Spherical cap area is $\pi r^2$. But why?

(If you're surprised by the title — $r$ is not what you (perhaps) think it is : )

Let $x$ be a point on a sphere $S$ and let $U$ be some sphere with center $x$ that intersects $S$.

Claim¹. The spherical cap cut out from $S$ and the circle cut out from $T_xS$ (tangent plane to $S$ at $x$) have the same area.

In other words, the area of a spherical cap is $\pi r^2$ where $r$ is the distance from its center $x$ to its boundary. (So we have a very simple formula for circle area in spherical geometry. But it's somewhat strange: $r$ is neither spherical nor Euclidean radius of the circle!)

Question. How to prove this geometrically?

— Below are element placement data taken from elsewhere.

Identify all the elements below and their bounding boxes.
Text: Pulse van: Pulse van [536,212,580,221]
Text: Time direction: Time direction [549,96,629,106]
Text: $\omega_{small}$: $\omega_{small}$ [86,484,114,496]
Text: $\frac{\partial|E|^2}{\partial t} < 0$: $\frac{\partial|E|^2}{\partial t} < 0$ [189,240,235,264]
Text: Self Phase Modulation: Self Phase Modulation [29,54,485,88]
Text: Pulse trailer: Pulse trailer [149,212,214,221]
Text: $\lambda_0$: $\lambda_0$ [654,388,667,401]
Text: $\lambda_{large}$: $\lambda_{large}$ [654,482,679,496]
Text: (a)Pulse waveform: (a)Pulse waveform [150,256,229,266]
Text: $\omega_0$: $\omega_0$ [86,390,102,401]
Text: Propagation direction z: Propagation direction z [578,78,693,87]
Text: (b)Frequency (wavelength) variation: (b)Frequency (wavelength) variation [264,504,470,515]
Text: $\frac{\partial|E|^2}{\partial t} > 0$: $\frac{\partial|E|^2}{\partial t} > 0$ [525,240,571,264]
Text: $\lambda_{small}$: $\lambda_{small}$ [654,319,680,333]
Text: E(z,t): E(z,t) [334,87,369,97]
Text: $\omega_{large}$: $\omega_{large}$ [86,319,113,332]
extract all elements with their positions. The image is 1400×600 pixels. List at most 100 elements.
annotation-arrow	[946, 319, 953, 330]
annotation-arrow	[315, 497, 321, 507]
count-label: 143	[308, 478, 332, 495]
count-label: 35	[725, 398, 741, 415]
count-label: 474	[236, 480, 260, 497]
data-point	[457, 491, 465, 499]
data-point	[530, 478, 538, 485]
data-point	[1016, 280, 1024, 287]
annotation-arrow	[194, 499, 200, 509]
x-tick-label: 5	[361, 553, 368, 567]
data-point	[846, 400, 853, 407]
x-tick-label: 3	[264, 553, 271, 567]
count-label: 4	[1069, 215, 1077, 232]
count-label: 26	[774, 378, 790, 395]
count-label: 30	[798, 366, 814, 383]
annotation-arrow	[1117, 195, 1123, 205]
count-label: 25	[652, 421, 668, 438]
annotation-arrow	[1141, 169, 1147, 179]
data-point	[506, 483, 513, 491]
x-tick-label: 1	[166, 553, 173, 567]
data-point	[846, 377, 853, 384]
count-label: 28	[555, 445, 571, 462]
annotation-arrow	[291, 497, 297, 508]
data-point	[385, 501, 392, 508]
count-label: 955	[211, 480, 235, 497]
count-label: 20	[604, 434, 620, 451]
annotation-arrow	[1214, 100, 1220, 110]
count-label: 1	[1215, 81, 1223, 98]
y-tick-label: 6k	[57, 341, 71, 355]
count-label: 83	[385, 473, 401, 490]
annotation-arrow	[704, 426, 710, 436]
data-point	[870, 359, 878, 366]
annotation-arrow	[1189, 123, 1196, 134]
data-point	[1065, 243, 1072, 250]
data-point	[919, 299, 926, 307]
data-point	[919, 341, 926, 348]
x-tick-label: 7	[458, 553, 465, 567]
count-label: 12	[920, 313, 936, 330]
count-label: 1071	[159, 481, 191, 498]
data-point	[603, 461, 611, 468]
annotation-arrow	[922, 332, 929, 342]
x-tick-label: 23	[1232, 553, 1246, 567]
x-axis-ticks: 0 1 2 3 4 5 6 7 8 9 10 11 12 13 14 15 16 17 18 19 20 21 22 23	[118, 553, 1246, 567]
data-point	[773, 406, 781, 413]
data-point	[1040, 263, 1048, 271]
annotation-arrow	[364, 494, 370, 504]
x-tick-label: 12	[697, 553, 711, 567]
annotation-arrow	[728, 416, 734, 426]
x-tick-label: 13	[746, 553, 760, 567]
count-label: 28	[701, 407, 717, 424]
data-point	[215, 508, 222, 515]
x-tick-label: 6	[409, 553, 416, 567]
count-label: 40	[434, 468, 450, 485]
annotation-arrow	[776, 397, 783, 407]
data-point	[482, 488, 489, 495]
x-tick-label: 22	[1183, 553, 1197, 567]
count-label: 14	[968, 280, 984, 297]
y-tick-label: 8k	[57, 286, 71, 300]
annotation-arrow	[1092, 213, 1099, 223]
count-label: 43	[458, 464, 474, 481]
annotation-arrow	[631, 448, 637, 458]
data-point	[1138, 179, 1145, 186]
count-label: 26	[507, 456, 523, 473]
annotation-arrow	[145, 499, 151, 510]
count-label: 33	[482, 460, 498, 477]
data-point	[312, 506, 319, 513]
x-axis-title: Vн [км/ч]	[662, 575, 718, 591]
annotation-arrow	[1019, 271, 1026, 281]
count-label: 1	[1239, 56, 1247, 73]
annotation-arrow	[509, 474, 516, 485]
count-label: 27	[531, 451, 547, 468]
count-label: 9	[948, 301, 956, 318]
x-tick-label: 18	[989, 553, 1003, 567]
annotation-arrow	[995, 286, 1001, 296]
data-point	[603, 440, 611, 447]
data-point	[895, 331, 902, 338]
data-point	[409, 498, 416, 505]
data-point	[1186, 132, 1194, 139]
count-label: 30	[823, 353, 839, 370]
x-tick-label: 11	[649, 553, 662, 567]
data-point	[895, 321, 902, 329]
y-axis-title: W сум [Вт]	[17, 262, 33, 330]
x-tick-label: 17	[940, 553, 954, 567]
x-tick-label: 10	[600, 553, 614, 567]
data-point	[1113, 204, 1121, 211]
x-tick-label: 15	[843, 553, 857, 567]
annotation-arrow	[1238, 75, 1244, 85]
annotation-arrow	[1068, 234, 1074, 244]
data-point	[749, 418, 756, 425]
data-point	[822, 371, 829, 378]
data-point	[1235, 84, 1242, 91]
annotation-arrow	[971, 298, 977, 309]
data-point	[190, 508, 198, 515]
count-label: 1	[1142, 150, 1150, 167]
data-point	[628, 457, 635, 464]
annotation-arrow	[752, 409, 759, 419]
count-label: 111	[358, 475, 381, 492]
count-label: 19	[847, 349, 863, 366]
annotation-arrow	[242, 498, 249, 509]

It can be proved by direct computation² but surely there should be… some explanation why this map from a sphere to a plane is area-preserving, perhaps?

One interesting special case is $r=2R$ (where $R$ is the radius of $S$). The 'cap' in this case is the whole sphere — and $\pi r^2=4\pi R^2$. So a (good) answer to my question would give (yet another) explanation of sphere's surface area formula.

¹ I learned this from A. Akopyan.

² For example: the height of the cap is $r^2/2R$ (because $h/r=(r/2)/R$), so by Archimedes' hatbox lemma the area is $2\pi R\cdot r^2/2R=\pi r^2$.

I don’t know a simple geometric explanation for the total area, but infinitesimally, if the arc length is $a$ and the chord length is $r$, in the limit of small increments $da$ and $dr$, by similar triangles we have:

$$\frac{da}{dr}=\frac{r}{\rho}$$

where $\rho$ is the orthogonal distance of the endpoint of the arc/chord from a diameter that passes through the starting point. In spherical coordinates, $\rho = R \sin \theta$.

If the area of the spherical cap is $A$, we have:

$$\frac{dA}{da} = 2\pi \rho$$ $$\frac{dA}{dr} = \frac{dA}{da} \frac{da}{dr} = 2\pi r $$

Not a fully geometric proof of why the map preserves areas, but hope it helps.